Steve Jobs was an intellectual giant, recollects Ron Wayne
Ron Wayne said he knew that the company would be a rollercoaster, and also very successful.
“They were absolute whirlwinds aside from the fact they were intellectual giants, which I recognized, and it was like having a tiger by the tail; you can’t hang on and you can’t let go,” said Wayne, 77, in an interview.
“If I’d stayed with them, I was going to wind up the richest man in the cemetery, so I figured it was best for me to go off and do other things.” Jobs, who passed away Oct. 5 at age 56, started showing off their computers with Wozniak, now 61, at the informal Homebrew Computer Club in 1975.

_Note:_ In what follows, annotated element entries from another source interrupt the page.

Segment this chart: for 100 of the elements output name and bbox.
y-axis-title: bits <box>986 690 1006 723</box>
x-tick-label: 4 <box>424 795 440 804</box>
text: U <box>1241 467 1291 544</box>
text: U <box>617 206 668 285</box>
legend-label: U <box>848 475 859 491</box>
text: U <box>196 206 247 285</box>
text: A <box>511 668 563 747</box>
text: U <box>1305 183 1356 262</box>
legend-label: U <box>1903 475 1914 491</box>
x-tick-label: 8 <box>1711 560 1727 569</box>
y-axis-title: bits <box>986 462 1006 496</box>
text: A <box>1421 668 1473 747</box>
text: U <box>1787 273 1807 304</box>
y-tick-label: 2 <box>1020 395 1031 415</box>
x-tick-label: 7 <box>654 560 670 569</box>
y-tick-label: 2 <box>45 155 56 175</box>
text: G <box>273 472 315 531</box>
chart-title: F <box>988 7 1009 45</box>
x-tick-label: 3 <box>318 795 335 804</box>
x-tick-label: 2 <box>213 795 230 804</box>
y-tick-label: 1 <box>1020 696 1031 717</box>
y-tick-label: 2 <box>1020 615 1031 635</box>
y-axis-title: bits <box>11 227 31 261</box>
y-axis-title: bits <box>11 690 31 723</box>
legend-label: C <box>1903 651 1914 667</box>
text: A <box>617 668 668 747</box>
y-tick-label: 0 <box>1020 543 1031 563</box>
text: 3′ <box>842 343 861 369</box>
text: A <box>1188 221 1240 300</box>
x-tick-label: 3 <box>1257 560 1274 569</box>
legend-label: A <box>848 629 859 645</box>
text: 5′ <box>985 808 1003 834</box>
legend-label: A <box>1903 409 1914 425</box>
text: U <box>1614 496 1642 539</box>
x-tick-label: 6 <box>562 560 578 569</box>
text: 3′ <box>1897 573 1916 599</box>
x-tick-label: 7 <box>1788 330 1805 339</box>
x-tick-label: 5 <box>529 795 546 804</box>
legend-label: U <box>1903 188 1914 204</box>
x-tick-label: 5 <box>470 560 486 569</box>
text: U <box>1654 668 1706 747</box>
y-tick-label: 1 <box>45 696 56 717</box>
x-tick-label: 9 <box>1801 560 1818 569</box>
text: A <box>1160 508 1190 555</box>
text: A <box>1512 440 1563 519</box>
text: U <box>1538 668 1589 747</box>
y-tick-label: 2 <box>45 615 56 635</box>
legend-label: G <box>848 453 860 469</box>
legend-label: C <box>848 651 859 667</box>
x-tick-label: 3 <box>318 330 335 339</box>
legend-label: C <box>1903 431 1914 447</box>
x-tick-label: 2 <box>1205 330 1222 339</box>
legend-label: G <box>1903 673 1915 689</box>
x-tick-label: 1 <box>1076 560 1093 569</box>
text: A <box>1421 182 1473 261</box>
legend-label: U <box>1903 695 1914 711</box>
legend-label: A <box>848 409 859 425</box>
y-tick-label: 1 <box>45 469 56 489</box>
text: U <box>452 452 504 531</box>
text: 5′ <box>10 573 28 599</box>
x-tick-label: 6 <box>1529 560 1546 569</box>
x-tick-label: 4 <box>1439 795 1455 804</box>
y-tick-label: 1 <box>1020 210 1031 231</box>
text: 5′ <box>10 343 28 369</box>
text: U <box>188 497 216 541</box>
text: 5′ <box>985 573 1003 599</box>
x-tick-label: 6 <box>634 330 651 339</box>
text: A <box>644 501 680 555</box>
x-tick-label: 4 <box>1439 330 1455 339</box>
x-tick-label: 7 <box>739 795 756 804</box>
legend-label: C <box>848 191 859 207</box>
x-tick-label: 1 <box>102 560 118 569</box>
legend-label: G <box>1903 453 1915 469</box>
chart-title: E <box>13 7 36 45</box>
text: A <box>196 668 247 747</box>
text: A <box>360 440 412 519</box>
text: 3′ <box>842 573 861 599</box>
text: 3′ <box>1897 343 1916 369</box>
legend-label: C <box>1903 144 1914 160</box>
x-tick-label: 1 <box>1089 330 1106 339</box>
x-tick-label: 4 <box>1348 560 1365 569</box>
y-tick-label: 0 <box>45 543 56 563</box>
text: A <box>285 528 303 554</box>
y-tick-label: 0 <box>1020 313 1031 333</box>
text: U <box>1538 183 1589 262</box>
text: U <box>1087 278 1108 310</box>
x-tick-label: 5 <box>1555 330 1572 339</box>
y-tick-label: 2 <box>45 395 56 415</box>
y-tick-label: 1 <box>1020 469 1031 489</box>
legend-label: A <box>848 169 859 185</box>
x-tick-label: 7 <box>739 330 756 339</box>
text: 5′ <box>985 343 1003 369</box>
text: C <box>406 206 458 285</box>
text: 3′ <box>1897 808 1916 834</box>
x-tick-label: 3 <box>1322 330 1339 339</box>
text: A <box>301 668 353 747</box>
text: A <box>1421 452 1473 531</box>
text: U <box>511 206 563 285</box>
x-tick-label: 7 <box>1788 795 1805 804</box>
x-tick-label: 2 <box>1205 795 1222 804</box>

Wayne, a colleague of Jobs at games maker Atari, helped settle an early dispute between the two founders, prompting the younger Steve to offer him a 10 percent stake in the venture to lure him aboard as a “tiebreaker” between the two.
“He had more of a mature, adult mentality and he had strong formulas of how things go and how companies are run and how they go right and how they go wrong,” Wozniak said of Wayne in an Aug. 25 interview with Bloomberg Television after Jobs resigned as chief executive officer.
Jobs had introduced Wayne “as a person that we could trust as an intermediary,” Wozniak said. “I was very, very happy to participate with him for the thrill and excitement of being part of something that was really possessed of enormous promise and something that I felt was going to be very, very successful,” Wayne said of Jobs.